ALEXANDRIA, VIRGINIA – A former CIA officer was convicted Monday in federal court of illegally disclosing national defense information to the New York Times.
Jeffrey Alexander Sterling, 47, of O’Fallon, Missouri, was also convicted of obstructing justice, officials said.
“He violated his sworn duty to protect our nation’s secrets and he betrayed our country,” said FBI Director James Comey. “The FBI will continue to pursue these cases vigorously.”
According to evidence presented at trial, these are the facts and circumstances surrounding this case:
- Sterling was employed by the CIA from May 1993 to January 2002.
- From November 1998 through May 2000, he was assigned to a classified clandestine operational program designed to undermine the Iranian nuclear weapons program.

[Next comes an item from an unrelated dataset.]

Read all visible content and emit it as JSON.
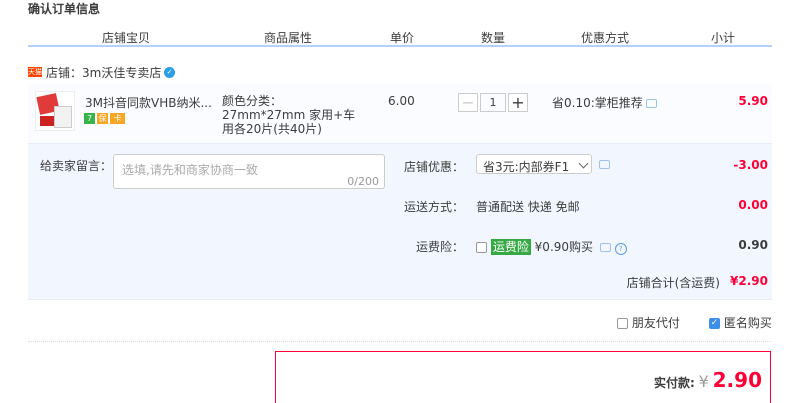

- He was also the operations officer assigned to handle a human asset associated with that program, a person identified at trial as Merlin.
- Sterling was reassigned in May 2000, at which time he was no longer authorized to receive or possess classified documents concerning the program or the individual.
- In connection with his employment, Sterling, who is a lawyer, signed various security, secrecy and non-disclosure agreements in which he agreed never to disclose classified information to unauthorized persons, acknowledged that classified information was the property of the CIA.
- He also acknowledged that the unauthorized disclosure of classified information could constitute a criminal offense.
- These agreements also set forth the proper procedures to follow if Sterling had concerns that the CIA had engaged in any “unlawful or improper” conduct that implicated classified information.
- These procedures permit such concerns to be addressed while still protecting the classified nature of the information.
- The media was not an authorized party to receive such classified information.
- In in retaliation for the CIA’s refusal to settle those actions on terms favorable to him, disclosed information concerning the classified operational program and the human asset to a New York Times reporter working on an unpublished article in early 2003 and a book the reporter published in January 2006.
- Sterling’s civil and administrative claims were ultimately dismissed by the court.
- Evidence demonstrated that in February and March 2003, Sterling made various telephone calls to the reporter’s residence and e-mailed a newspaper article about the weapons capabilities of a certain country that was within Sterling’s previous clandestine operational assignment.
- While the possible newspaper article containing the classified information Sterling provided was ultimately not published in 2003, evidence showed that Sterling and the reporter remained in touch from December 2003 through November 2005 via telephone and e-mail.
- In January 2006, the reporter published a book that contained classified information about the program and the human asset.
- Evidence at trial showed that Sterling was aware of a grand jury investigation into the matter by June 2006, when he was served a grand jury subpoena for documents relating to the reporter’s book.
- Nevertheless, between April and July 2006, Sterling deleted the e-mail containing the classified information he had sent from his account in an effort to obstruct the investigation.
“This is a just and appropriate outcome,” said Attorney General Eric Holder. “The defendant’s unauthorized disclosures of classified information compromised operations undertaken in defense of America’s national security. The disclosures placed lives at risk. And they constituted an egregious breach of the public trust by someone who had sworn to uphold it.”
Adding, “As this verdict proves, it is possible to fully prosecute unauthorized disclosures that inflict harm upon our national security without interfering with journalists’ ability to do their jobs. And I want to thank the investigators, prosecutors and support staff who made this outcome possible for their relentless efforts in advancing a complex case that spanned multiple years.”